The group, which also owns Argos, said this morning that it had beaten analyst expectations with a pre-tax profit before exceptional items of GBP 376m in the year to March 2006. This was a 12% jump on the previous year.
Total group sales were up 6% to GBP 5.85bn. Chief executive Terry Duddy said this meant the company had now captured 10% of the total UK home merchandise market.
Argos achieved a 2.4% rise in like-for-like sales, which Mr Duddy said was partly due to last year’s World Cup – which sparked a surge in sales of new televisions.
But Homebase’s like-for-like sales dropped by 1.4%, due to disappointing sales of DIY and home decorating products. This follows a 3.1% drop in comparable sales the previous year.
Shares in the company opened down 1.75p at GBP 4.54, but analysts were encouraged by today’s results.
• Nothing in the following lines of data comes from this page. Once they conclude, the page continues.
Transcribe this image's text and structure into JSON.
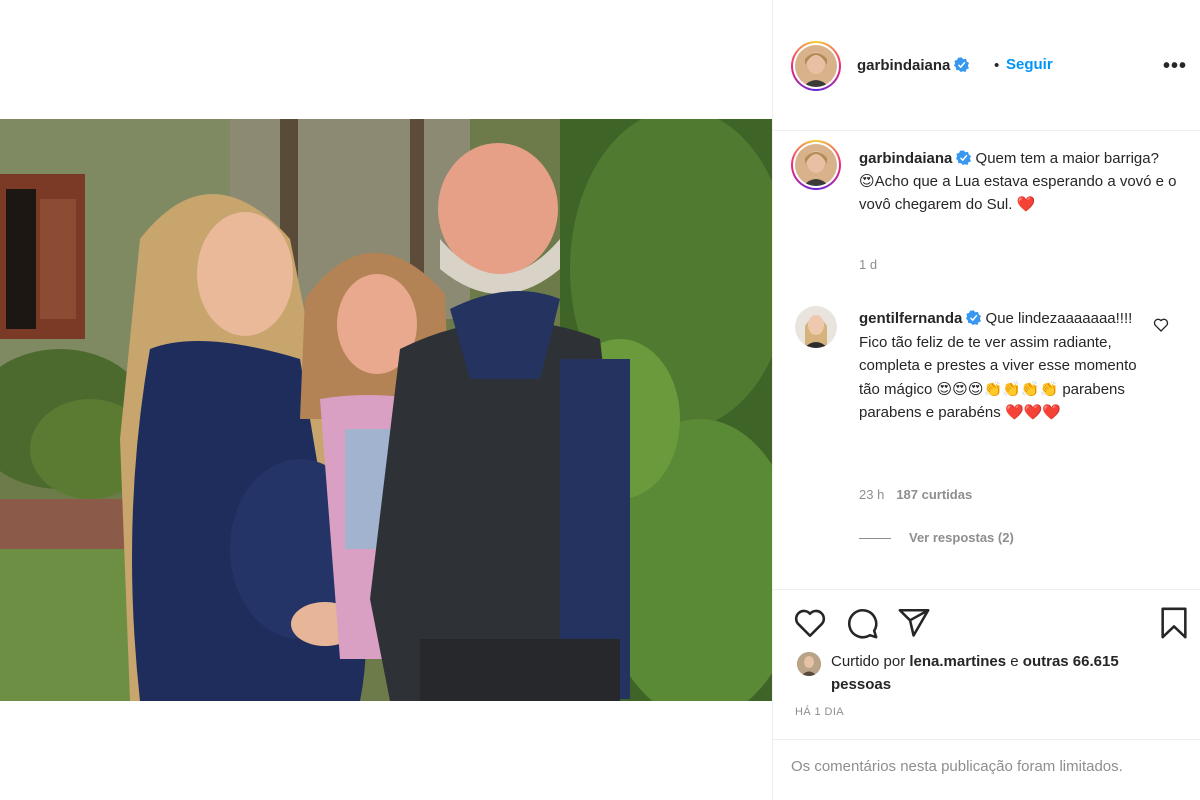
{
  "post": {
    "author": "garbindaiana",
    "verified": true,
    "separator": "•",
    "follow_label": "Seguir",
    "more_icon": "more-horizontal-icon",
    "more_label": "•••"
  },
  "caption": {
    "author": "garbindaiana",
    "text": " Quem tem a maior barriga? 😍Acho que a Lua estava esperando a vovó e o vovô chegarem do Sul. ❤️",
    "time": "1 d"
  },
  "comment": {
    "author": "gentilfernanda",
    "verified": true,
    "text": " Que lindezaaaaaaa!!!! Fico tão feliz de te ver assim radiante, completa e prestes a viver esse momento tão mágico 😍😍😍👏👏👏👏 parabens parabens e parabéns ❤️❤️❤️",
    "time": "23 h",
    "likes": "187 curtidas",
    "replies_label": "Ver respostas (2)"
  },
  "actions": {
    "like_icon": "heart-icon",
    "comment_icon": "comment-icon",
    "share_icon": "send-icon",
    "save_icon": "bookmark-icon"
  },
  "likes": {
    "prefix": "Curtido por ",
    "user": "lena.martines",
    "middle": " e ",
    "others": "outras 66.615 pessoas"
  },
  "posted_ago": "HÁ 1 DIA",
  "comments_limited": "Os comentários nesta publicação foram limitados.",
  "colors": {
    "link_blue": "#0095f6",
    "verified_blue": "#3897f0",
    "muted_text": "#8e8e8e",
    "border": "#efefef"
  }
}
“Argos is generating like-for-like sales growth, whilst Homebase appears to have arrested the decline in like-for-like sales and the group continues to expand its store numbers for each,” said Keith Bowman, equity analyst at Hargreaves Lansdown.
“Distribution remains a key strength at Argos, with internet orders up by 45% and now representing over 16% of total sales. It could perhaps be argued that Argos is slowly becoming the Amazon of the UK.”
Home Retail Group declined to give any details of current trading this morning, but cautioned that this year would be challenging given recent interest rate rises.
“In addition, comparatives for the retail market as a whole, and particularly Argos, become tougher as we start to face last year’s positive impacts of the World Cup,” the group warned.